Coliseo romano, Roma
Imagen del Coliseo de Roma
Getty Images
Coliseo romano, Roma

Puede que los hombres piensen una vez al día en el Imperio romano, como ha puesto de manifiesto la penúltima tendencia en redes sociales, medio meme, medio experiencia personal, pero esa fascinación se limita al disfrute de elementos más de ficción que históricos, series que refuerzan los clichés ya formados y libros que ahondan en los personajes más populares. Son menos los que llegan a los ensayos mejor documentados –vivimos ahora un auténtico auge de la divulgación histórica de ese periodo, con nombres como Mary Beard y Néstor Marqués a la cabeza–, y muy pocos quienes distinguen sus deseos políticos o patrióticos de lo que fue ese periodo largo, complejo y desprovisto de prejuicios asentados a posteriori.

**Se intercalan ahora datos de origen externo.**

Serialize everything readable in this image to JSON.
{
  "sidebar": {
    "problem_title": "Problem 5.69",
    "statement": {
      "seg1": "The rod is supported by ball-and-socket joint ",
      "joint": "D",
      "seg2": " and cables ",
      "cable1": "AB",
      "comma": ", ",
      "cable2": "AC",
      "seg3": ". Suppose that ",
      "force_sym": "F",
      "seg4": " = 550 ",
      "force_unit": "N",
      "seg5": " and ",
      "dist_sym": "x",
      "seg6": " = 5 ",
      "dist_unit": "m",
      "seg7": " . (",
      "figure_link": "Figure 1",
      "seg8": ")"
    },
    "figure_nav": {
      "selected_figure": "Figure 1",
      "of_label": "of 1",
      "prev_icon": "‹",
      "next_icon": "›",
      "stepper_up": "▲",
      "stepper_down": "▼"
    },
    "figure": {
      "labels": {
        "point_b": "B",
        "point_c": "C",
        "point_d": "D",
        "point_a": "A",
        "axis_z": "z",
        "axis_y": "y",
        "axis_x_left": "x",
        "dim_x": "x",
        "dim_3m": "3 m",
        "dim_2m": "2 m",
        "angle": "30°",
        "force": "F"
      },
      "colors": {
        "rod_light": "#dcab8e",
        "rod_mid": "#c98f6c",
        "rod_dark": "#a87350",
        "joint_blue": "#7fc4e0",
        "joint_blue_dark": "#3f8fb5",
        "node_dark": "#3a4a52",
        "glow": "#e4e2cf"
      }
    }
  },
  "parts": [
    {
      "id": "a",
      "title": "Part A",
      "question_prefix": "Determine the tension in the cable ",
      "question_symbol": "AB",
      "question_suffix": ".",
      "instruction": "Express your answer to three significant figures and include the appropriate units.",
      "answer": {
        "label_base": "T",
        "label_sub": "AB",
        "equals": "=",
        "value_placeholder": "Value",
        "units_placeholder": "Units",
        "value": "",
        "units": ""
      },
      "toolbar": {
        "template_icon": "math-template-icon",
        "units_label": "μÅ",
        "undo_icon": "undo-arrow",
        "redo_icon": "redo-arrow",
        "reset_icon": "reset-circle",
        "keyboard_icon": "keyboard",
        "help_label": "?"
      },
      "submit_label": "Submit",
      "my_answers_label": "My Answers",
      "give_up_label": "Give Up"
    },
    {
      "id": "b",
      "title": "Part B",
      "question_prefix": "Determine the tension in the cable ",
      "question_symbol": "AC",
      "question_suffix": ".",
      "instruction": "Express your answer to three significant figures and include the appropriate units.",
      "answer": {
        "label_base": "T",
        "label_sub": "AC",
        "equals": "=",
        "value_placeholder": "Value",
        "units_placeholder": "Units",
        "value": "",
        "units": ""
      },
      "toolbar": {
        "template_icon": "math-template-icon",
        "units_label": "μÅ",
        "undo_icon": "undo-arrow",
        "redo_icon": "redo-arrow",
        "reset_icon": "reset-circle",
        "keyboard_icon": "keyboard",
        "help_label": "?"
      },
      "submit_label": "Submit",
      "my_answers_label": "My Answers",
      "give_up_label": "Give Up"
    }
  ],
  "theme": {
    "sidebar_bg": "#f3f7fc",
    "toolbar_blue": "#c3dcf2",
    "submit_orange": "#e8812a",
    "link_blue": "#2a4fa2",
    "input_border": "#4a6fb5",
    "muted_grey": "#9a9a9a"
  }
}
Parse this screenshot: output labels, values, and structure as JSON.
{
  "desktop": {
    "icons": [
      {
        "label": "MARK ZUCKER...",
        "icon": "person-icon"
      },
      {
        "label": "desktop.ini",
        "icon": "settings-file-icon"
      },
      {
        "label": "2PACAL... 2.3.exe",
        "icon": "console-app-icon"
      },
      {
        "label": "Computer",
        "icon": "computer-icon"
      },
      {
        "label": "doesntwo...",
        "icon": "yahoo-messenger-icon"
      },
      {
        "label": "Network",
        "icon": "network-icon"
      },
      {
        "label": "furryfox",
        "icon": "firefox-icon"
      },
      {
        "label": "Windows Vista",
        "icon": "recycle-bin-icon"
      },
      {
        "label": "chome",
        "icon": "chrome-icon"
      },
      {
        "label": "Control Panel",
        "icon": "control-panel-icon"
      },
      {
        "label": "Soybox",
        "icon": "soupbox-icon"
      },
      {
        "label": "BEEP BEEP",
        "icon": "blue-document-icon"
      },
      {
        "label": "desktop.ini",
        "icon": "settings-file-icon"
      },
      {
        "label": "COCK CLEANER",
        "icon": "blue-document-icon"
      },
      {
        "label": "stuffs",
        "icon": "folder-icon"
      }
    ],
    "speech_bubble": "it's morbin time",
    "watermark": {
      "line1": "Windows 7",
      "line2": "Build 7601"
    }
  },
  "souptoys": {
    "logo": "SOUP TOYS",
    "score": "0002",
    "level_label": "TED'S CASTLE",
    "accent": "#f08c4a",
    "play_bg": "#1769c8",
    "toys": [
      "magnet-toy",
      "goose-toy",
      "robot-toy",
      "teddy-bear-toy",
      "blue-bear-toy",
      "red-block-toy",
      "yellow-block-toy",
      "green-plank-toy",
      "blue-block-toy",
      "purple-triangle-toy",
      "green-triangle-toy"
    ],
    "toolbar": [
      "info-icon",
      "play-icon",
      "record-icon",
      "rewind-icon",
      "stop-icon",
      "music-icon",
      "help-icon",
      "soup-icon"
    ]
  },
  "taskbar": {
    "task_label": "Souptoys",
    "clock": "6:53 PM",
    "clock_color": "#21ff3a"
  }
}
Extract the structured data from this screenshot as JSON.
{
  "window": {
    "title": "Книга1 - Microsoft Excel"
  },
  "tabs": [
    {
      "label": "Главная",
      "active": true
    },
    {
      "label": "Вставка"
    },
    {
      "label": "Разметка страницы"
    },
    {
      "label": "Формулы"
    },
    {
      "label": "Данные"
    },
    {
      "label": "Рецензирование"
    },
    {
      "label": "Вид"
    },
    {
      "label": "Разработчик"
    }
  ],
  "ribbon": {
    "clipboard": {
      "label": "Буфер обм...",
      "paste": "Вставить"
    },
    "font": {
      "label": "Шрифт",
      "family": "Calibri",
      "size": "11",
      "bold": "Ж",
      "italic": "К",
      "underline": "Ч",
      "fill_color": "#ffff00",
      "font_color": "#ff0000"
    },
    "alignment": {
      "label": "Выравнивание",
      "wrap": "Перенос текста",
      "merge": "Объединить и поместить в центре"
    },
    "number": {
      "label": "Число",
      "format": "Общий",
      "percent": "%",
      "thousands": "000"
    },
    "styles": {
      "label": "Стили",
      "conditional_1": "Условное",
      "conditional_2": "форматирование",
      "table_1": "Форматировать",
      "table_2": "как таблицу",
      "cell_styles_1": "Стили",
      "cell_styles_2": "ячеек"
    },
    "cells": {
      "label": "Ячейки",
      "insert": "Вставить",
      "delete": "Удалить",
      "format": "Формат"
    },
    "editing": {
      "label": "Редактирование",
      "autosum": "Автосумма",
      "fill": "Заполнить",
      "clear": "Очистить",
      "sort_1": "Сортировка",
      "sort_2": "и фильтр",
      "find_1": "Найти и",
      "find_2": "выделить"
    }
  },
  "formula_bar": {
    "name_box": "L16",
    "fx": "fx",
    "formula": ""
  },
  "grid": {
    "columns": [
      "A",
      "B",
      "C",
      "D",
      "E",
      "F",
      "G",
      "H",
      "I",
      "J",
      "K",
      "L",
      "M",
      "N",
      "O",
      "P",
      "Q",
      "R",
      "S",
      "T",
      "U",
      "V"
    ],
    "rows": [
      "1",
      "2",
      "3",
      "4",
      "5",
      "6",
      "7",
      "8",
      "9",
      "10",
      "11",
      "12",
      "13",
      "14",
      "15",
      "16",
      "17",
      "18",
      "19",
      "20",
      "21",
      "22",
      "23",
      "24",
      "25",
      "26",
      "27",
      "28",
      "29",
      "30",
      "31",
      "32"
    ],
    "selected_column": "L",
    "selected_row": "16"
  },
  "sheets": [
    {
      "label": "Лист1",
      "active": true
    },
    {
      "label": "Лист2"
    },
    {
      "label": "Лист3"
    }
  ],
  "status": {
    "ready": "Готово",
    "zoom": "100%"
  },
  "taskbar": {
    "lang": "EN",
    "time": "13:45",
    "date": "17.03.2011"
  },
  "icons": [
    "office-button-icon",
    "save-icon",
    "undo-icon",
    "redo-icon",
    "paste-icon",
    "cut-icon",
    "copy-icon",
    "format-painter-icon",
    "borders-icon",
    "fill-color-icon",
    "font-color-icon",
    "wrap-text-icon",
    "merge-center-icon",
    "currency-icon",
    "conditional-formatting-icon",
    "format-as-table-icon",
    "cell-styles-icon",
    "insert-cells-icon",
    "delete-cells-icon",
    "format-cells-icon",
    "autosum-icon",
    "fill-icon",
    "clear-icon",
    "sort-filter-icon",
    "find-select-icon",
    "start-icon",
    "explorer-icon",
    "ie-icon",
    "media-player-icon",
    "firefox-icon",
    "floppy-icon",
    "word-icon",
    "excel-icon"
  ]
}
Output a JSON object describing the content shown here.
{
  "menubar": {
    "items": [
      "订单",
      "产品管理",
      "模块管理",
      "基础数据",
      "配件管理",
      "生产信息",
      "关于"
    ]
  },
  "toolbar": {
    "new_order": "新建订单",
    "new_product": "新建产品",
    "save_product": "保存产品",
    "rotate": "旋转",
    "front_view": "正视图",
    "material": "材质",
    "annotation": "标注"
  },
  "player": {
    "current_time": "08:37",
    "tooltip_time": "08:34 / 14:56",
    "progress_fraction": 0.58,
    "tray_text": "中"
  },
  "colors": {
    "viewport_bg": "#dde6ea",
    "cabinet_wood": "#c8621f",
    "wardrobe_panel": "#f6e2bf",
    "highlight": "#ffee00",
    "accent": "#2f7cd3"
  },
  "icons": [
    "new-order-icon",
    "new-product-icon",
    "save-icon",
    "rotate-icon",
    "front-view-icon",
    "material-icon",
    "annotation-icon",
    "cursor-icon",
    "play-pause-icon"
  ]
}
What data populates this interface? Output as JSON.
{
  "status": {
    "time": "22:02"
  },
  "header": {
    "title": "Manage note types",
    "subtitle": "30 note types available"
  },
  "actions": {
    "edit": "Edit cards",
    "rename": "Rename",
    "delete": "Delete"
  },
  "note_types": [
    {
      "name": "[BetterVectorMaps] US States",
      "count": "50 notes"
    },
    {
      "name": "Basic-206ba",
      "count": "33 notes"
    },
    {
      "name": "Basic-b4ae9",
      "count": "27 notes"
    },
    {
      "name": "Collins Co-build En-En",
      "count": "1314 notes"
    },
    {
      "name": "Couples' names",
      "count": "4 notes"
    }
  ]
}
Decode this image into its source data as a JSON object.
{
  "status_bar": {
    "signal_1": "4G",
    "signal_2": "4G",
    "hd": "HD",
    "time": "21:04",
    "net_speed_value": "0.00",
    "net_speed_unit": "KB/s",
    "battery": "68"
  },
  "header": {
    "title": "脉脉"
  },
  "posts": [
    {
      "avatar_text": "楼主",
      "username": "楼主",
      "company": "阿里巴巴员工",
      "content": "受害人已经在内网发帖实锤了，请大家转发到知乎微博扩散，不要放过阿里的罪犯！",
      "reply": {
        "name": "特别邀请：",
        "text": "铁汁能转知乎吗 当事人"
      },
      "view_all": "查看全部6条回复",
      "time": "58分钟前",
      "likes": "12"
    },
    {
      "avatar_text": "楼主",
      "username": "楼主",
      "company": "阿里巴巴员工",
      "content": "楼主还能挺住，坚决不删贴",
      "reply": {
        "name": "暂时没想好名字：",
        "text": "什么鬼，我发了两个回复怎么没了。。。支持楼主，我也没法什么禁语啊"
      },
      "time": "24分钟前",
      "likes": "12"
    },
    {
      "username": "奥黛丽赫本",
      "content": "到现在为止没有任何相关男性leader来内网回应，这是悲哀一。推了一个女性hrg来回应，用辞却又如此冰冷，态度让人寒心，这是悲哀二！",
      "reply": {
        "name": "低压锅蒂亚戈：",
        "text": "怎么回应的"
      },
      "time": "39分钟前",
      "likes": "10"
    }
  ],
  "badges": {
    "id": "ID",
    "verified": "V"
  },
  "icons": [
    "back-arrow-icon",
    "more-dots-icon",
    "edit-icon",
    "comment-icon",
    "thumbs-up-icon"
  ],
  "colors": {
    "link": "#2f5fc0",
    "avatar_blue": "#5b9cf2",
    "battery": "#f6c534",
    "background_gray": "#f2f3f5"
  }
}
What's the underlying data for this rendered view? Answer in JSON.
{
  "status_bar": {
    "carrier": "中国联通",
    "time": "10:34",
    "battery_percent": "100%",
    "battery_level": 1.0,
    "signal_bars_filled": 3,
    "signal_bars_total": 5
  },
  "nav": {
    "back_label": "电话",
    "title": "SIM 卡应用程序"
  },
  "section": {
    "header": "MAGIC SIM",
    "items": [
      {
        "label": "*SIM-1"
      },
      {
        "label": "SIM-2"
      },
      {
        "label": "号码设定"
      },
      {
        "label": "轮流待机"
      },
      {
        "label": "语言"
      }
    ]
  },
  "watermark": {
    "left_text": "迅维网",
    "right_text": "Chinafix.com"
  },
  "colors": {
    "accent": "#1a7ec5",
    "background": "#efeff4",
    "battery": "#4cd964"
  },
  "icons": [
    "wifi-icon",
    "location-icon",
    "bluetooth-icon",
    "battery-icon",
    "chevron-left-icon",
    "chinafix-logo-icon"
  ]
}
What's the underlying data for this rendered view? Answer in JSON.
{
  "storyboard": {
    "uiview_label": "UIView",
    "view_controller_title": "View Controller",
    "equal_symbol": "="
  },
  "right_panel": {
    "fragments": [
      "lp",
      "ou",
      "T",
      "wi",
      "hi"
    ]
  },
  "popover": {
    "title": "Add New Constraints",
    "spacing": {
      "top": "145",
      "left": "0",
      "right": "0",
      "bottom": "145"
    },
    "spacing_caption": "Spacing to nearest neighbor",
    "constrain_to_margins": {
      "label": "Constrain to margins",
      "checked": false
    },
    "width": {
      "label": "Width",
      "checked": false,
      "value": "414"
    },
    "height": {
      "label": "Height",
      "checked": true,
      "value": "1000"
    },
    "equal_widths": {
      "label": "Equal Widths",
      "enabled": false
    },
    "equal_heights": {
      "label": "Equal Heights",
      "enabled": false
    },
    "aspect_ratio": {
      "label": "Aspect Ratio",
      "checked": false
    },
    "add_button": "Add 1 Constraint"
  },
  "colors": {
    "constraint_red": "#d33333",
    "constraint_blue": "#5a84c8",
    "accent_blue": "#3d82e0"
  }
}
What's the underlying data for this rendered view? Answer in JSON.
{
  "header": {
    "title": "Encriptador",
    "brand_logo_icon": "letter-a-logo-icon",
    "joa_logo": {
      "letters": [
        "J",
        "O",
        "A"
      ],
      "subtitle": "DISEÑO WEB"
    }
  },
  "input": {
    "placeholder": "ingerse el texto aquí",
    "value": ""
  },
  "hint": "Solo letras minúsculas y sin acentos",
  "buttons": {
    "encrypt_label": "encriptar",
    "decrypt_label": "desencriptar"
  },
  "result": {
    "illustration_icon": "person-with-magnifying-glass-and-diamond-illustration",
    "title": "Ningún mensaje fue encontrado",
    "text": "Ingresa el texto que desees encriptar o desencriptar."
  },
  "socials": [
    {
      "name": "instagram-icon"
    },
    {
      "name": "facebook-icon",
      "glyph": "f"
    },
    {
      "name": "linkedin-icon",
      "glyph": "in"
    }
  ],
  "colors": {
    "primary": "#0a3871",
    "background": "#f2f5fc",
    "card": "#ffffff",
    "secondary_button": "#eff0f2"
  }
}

Quien puede aportarnos una mirada más práctica, pero ligada a ese espíritu bélico que tanto fascina a quienes disfrutamos con el renovado género del peplum, es Antonio Arellano, el último maestro espadero de una larga saga, uno de los pocos que quedan en Toledo. Arellano sabe forjar gladios y armas romanas, quinta generación la suya de artesanos que mantienen la fama del acero toledano, sus martillos, sus yunques y su técnica. Su trabajo ha integrado también esa faceta de divulgador. Si se explica cómo se domeña el metal, de qué manera el fuego y los golpes determinan el uso del arma, su capacidad mortífera y las necesidades estratégicas que cubrían entenderemos mejor, con una menor idealización y una visión más clara de qué suponía herir a alguien cuerpo a cuerpo, lo que conlleva una conquista, una guerra, el dominio sobre otros.

Hablamos de guerras atroces, de vidas sacrificadas con una frívola facilidad, como si viéramos sobre un tablero figuras que caen y otras que se alzan. La ficción nos ha alejado a menudo del significado real de que una espada, una mina o una bomba siegue una vida. Está bien que quien sabe de ello nos lo recuerde.